There’s always room for safer, greener alternatives—even products with a history like pyridine hydrofluoride. Ongoing research looks at new complexes that lower toxicity, keep performance high, and cut down on environmental persistence. Green chemistry champions push for recyclable reagents and easier neutralization, replacing legacy methods that treat hazardous waste as an afterthought. The field remains dynamic: reports now describe ionic liquid fluorinating agents, solid-phase sources, and milder organofluorine complexes that promise lower risk with similar synthetic utility. These next-generation products learn from pyridine hydrofluoride’s legacy while adapting for stricter regulations and heightened awareness of long-term impacts.
Adoption takes time, and experience with proven chemicals like pyridine hydrofluoride still gives teams the confidence to attempt more sophisticated molecular designs. Transparent reporting on safety incidents, minor or severe, helps refine protocols and design safer analogues that build on the best attributes of current complexes. This open culture—around both benefits and risks—ensures responsible stewardship for years to come.

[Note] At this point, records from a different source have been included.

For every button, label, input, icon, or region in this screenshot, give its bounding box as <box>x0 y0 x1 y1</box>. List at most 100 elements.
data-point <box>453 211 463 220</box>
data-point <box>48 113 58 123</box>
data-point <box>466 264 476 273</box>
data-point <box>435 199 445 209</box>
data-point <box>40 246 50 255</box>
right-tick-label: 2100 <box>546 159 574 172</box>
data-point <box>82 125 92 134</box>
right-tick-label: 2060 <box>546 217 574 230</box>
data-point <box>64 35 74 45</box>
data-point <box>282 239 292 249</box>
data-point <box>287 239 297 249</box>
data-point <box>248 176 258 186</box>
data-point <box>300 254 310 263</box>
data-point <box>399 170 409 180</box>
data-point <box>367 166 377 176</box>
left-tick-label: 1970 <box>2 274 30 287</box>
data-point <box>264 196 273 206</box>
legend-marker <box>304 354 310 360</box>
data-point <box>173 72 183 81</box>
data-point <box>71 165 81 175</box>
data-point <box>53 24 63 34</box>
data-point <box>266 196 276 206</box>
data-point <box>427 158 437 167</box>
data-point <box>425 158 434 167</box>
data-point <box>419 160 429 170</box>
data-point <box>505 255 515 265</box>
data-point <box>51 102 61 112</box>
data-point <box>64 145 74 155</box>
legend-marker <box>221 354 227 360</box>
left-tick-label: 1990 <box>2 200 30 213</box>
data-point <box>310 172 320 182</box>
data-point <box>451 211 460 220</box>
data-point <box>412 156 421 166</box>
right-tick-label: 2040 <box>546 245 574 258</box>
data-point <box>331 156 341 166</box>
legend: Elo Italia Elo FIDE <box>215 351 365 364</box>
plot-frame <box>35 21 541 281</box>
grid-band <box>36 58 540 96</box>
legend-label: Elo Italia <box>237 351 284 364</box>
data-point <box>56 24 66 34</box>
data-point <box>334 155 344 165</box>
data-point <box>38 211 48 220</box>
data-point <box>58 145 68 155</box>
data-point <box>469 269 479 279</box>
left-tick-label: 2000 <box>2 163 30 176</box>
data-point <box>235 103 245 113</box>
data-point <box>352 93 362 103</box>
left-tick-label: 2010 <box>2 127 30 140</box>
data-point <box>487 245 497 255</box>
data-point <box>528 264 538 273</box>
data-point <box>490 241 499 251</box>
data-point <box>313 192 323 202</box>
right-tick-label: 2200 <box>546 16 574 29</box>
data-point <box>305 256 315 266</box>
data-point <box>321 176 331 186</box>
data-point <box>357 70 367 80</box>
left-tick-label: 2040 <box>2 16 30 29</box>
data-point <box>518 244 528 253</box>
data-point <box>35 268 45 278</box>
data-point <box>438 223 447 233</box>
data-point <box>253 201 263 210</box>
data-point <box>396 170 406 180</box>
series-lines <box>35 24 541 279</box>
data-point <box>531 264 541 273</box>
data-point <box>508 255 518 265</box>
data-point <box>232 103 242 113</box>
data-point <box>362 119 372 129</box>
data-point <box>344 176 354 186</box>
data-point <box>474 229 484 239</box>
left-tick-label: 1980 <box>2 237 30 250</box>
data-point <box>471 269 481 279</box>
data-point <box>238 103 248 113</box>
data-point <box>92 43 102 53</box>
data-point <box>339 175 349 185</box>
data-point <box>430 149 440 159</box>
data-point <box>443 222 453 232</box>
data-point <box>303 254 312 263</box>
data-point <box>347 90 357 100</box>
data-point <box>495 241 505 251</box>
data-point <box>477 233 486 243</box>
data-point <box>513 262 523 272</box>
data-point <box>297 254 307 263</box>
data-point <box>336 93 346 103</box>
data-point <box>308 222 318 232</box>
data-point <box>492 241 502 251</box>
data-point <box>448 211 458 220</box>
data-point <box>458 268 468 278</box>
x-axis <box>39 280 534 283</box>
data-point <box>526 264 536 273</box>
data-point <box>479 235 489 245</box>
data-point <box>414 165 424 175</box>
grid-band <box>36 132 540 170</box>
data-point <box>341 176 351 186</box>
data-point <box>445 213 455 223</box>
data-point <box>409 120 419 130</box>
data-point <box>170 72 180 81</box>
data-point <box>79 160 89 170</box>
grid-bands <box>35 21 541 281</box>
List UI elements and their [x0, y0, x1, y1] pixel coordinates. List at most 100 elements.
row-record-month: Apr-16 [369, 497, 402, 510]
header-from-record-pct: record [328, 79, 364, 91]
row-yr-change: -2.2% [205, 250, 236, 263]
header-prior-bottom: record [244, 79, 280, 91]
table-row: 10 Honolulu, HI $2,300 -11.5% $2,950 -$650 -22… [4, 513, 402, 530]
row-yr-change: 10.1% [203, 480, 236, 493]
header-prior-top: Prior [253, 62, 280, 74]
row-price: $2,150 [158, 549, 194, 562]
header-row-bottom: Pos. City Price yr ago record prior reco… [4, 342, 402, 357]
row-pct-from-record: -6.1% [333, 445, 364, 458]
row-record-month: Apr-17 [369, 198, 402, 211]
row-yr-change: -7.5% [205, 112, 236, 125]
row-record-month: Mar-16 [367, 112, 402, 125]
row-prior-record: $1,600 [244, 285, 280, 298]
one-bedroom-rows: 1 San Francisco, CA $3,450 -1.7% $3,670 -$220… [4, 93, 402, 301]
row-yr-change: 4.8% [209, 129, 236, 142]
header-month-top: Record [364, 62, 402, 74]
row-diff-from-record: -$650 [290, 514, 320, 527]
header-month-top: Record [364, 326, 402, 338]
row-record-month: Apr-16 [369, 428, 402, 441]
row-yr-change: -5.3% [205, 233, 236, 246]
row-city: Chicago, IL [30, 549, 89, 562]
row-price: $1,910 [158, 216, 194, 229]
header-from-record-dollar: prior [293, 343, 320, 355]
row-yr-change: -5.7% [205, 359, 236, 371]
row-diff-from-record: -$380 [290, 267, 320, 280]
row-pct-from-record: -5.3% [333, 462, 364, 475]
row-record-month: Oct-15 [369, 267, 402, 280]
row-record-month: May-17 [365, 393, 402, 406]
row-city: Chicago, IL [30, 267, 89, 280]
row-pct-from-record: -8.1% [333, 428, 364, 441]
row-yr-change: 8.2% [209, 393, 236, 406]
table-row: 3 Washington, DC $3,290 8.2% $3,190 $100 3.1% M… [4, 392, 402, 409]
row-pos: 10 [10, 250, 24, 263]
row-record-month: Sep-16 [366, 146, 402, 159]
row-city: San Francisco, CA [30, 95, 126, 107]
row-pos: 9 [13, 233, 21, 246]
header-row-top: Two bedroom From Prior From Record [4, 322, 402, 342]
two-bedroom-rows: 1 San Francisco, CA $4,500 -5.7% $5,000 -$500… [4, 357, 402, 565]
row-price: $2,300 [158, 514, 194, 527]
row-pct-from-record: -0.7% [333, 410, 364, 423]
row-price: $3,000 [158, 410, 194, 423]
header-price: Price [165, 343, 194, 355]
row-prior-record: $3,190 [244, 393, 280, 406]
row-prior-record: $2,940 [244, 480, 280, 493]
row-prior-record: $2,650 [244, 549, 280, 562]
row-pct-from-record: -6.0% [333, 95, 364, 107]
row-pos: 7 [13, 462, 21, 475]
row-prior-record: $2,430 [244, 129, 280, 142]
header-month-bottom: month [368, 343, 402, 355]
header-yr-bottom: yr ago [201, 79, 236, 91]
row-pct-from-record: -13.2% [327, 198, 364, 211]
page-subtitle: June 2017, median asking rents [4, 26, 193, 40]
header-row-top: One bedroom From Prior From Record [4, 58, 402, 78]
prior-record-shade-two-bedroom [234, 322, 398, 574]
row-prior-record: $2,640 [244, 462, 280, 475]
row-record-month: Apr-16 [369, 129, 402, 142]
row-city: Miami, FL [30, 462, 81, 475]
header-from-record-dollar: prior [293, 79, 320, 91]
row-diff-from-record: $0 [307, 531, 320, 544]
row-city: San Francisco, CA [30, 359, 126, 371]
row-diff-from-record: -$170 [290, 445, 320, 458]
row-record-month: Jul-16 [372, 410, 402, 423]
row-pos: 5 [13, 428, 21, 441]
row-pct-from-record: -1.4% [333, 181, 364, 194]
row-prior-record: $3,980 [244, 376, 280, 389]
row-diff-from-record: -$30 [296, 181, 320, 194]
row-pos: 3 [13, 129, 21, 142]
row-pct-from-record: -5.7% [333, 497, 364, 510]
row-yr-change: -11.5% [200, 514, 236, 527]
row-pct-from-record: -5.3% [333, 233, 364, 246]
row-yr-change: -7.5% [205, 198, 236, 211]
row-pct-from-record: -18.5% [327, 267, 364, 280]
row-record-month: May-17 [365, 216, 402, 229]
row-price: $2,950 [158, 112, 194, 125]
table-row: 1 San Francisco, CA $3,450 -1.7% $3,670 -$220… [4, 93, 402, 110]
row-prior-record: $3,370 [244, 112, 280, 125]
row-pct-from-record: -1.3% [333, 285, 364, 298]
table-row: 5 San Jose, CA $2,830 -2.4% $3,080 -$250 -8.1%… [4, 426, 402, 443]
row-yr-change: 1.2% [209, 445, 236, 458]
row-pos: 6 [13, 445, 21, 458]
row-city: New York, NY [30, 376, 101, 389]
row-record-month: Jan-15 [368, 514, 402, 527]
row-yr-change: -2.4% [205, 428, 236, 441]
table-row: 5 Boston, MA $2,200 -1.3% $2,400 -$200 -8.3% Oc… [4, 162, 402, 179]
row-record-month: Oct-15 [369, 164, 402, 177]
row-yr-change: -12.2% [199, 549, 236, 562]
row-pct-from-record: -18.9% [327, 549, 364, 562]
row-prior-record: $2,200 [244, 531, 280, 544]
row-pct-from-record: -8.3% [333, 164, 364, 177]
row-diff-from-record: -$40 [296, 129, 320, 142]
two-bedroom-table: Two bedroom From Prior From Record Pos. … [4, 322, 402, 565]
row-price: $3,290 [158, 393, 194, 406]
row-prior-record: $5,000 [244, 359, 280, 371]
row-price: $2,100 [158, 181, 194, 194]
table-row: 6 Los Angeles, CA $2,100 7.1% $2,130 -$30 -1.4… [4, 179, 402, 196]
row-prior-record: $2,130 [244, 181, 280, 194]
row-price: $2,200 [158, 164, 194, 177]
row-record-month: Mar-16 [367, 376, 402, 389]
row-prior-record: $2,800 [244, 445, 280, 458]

As demands on chemical synthesis continue to rise—driven by advanced pharmaceuticals, smarter materials, and ambitious diagnostics—the practical toolkit chemists reach for shapes the industry. Pyridine hydrofluoride has carved out a distinctive place in the lineup. Its ability to combine strong fluorinating power with a manageable liquid form and dependable reactivity has brought new molecules within reach. Learning the ropes of safe handling, honest reporting of incidents, and supporting greener chemistry rounds out its enduring value to modern chemistry.
Tapping into pyridine hydrofluoride’s legacy while watching for innovations keeps science moving forward. My own experience—surrounded by colleagues aware of both the promise and hazards—reminds me that chemistry succeeds not by fearless bravado, but by steady, informed experimentation. This approach keeps pyridine hydrofluoride front and center across labs where the next breakthrough might just depend on a well-chosen reagents and the wisdom to wield them wisely.